21. Selon l'article 215 du code précité, l'article 181 du même code est applicable, lorsque la chambre de l'instruction prononce la mise en accusation.
22. Selon cet article 181, la détention provisoire des personnes renvoyées pour délit connexe devant la juridiction criminelle prend fin avec la décision de mise en accusation, sauf s'il est fait application du troisième alinéa de l'article 179 du même code.
23. Selon ce dernier texte, la personne renvoyée devant une juridiction de jugement peut être maintenue en détention par le juge d'instruction, par une décision distincte de l'ordonnance de renvoi et spécialement motivée.
24. Il se déduit de ces dispositions que la détention provisoire de la personne renvoyée pour délit connexe devant la cour d'assises ou la cour criminelle départementale par la chambre de l'instruction prend fin avec l'arrêt de mise en accusation, sauf si elle est maintenue par un arrêt distinct et spécialement motivé.
25. En ordonnant, par l'arrêt attaqué, d'une part, le renvoi de MM. [C] [Y] et [K] [J] devant la cour d'assises pour des délits connexes, d'autre part, leur maintien en détention provisoire, la chambre de l'instruction a méconnu les textes susvisés.

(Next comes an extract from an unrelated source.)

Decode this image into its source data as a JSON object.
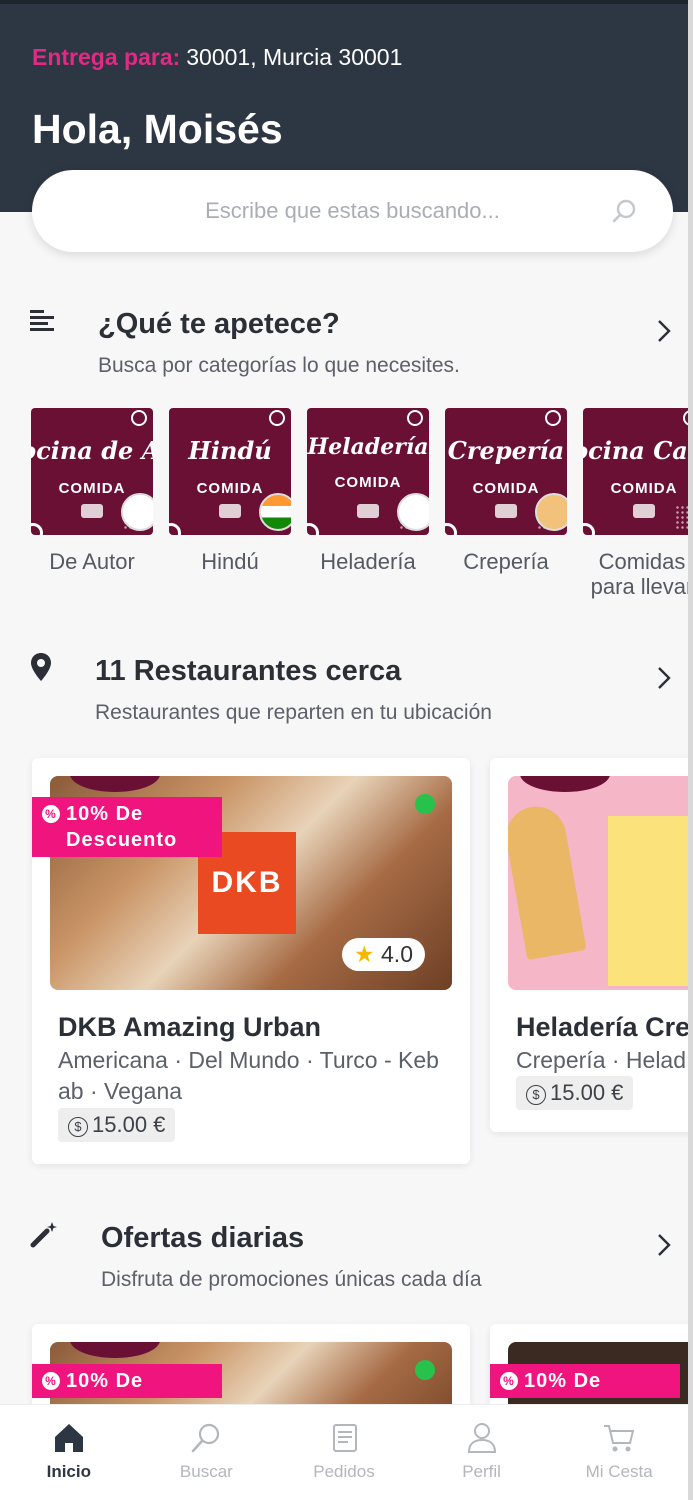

26. La cassation est, dès lors, encourue.
Portée et conséquences de la cassation
27. La cassation sera limitée au maintien en détention provisoire de MM. [C] [Y] et [K] [J], dès lors que leur renvoi devant la cour d'assises n'encourt pas la censure.
PAR CES MOTIFS, la Cour :
Sur le pourvoi formé le 7 juillet 2023 par M. [K] [J]
Le déclare IRRECEVABLE ;
Sur le pourvoi formé par Mme [U]
Le REJETTE ;
Sur les pourvois formés le 4 juillet 2023 par MM. [C] [Y] et [K] [J]
CASSE et ANNULE l'arrêt susvisé de la chambre de l'instruction de la cour d'appel de Paris, en date du 27 juin 2023, mais en ses seules dispositions relatives au maintien en détention provisoire de MM. [C] [Y] et [K] [J], toutes autres dispositions étant expressément maintenues ;
Et pour qu'il soit à nouveau jugé, conformément à la loi, dans les limites de la cassation ainsi prononcée,
RENVOIE la cause et les parties devant la chambre de l'instruction de la cour d'appel de Paris, autrement composée, à ce désignée par délibération spéciale prise en chambre du conseil ;
ORDONNE l'impression du présent arrêt, sa transcription sur les registres du greffe de la chambre de l'instruction de la cour d'appel de Paris et sa mention en marge ou à la suite de l'arrêt partiellement annulé ;
Ainsi fait et jugé par la Cour de cassation, chambre criminelle, et prononcé par le président en son audience publique du quatre octobre deux mille vingt-trois.